Après une bonne nuit sans ronfleurs, on se salue avant de prendre la route, chacun va à son rythme, nous ne sommes pas sûrs de nous recroiser. Je sens que Rémi m’aime bien mais l’on ne va a priori pas se revoir, il prend déjà une variante du chemin classique. Je prends une photo du panneau de sortie de la ville et la poste sur Facebook, me rendant compulsivement sur mon wall toutes les 5 minutes pour comptabiliser le nombre de Like. C’est ridicule mais je continue en me promettant à chaque vérification que c’est la dernière fois de la journée que je regarde mon portable. Putain d’addiction.

La journée passe vite, j’arrive au gîte très tôt, l’endroit est incroyable. Le jeune couple qui le tient me fait rêver.
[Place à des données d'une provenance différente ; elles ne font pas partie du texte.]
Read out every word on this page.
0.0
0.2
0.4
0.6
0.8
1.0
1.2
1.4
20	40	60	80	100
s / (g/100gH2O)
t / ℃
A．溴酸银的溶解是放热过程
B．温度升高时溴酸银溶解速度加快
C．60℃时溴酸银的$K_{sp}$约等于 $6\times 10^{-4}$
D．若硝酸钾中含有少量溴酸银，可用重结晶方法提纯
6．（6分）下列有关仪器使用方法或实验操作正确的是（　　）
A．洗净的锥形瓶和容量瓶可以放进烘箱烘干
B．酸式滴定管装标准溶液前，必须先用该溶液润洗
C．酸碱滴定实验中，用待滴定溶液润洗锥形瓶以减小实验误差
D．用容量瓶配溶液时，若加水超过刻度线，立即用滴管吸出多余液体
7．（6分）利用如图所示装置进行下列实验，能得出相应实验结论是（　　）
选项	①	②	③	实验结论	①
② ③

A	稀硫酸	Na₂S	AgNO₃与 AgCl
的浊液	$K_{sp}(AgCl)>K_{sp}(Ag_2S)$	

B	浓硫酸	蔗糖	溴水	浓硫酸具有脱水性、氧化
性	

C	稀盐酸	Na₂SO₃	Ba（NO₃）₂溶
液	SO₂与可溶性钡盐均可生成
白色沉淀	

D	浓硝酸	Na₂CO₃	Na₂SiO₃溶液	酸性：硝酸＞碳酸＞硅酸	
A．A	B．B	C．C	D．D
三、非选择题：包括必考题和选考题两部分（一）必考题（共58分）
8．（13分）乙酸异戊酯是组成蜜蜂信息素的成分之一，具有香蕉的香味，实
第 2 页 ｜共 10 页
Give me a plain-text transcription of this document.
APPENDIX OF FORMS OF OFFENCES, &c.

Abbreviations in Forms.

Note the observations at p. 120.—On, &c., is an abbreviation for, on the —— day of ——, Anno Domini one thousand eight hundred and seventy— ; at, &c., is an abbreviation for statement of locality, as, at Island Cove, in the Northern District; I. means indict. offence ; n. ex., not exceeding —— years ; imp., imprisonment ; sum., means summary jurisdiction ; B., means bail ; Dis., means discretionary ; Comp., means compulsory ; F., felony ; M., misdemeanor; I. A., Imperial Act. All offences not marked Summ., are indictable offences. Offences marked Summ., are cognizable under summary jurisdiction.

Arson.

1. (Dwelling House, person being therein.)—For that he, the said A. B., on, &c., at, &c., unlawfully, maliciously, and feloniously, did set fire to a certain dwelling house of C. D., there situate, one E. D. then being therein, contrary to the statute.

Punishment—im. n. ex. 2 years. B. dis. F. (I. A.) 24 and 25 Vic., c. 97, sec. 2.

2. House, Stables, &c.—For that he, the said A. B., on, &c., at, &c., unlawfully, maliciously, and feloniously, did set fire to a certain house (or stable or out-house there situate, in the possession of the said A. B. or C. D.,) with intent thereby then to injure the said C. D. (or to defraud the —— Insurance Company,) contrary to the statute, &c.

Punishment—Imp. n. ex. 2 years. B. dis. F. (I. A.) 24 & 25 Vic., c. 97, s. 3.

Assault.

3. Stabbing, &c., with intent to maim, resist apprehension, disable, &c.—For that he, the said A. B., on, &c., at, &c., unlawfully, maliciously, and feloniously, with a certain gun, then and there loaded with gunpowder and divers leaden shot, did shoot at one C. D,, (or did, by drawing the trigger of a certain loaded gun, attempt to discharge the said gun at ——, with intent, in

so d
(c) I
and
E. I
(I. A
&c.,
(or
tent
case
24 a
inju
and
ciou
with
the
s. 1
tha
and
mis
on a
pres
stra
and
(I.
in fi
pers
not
Après le burn-out de la nana, ils ont tout quitté et se sont installés ici au milieu de nulle part, en pariant que ça allait marcher. Depuis, ils ont fait un bébé qu’ils n’attendaient plus et ont construit ce havre de paix, aidés par les habitants du village et la famille qui ont cru au projet. Mon rêve bobo. En plus, le type me fait un menu végétarien. Je m’apprête à passer la soirée seule avec deux familles pleines de gosses et ça m’est égal lorsque le proprio m’annonce que Rémi le québecois vient de réserver pour cette nuit. Je me demande s’il s’est souvenu que j’avais prévu de rester là, il a en tout cas changé ses plans mais ce n’est peut-être qu’un hasard.

Au cours de la soirée, parmi les plus belles du chemin, je rencontre aussi Carl, un australien d’une trentaine d’années que je trouve assez fascinant et Catherine et Françoise, mes futures mères de substitution. C’est assez grisant ce sentiment de liberté. Parler si ça nous chante, dire que l’on préfère rester seul sans que cela ne froisse personne, se lever à 5 h parce qu’on veut voir se lever le soleil en étant seul au monde, fumer des clopes les pieds dans l’herbe fraîche en sirotant l’apéro local, poser une question intime à quelqu’un que l’on connait depuis une heure et obtenir une vraie réponse. Le lendemain, notre petit groupe s’est formé, je les convainc de s’arrêter au gîte que j’ai réservé pour le soir, ils ne le regretteront pas, l’endroit est idyllique, l’apéro interminable, je me sens revivre.

Je ne ferai pas le récit linéaire de ces trois semaines sur le chemin français. Des liens forts se sont créés avec mes compagnons de marche. J’ai cru que j’étais amoureuse de Carl et que j’avais à nouveau 15 ans tant je devenais sotte et incapable d’être détendue à son contact. Je ne sais pas pourquoi il ne s’est rien passé finalement, peut-être parce que j’étais sotte et incapable d’être détendue. J’ai rencontré des vieux bien plus en forme que moi, des américains passés maîtres dans l’art de l’ironie, j’ai bu tous les soirs alors que je voulais devenir ascète, croisé des tas de gens qui ont eu plusieurs vies. J’ai vu mon corps se transformer et je me suis trouvée bonne dans une cabine d’essayage pour la première fois depuis, allez 10 ans.

J’ai appris à voir ce qui se passait au jour le jour sans tout anticiper, à m’arrêter et laisser partir quand j’avais atteint mes limites physiques. J’ai constaté qu’en laissant venir sans être pour autant dans la passivité, les choses se passaient étonnamment bien. J’ai appris que je n’avais finalement pas besoin de grand-chose pour être heureuse. A aucun moment la ville ne m’a manqué. J’étais partie pour trois semaines mais arrivée à la fin du périple, j’ai senti que ce n’était pas la fin.

Après un passage express à Paris pour me délester de quelques affaires superflues, j’ai donc passé la frontière.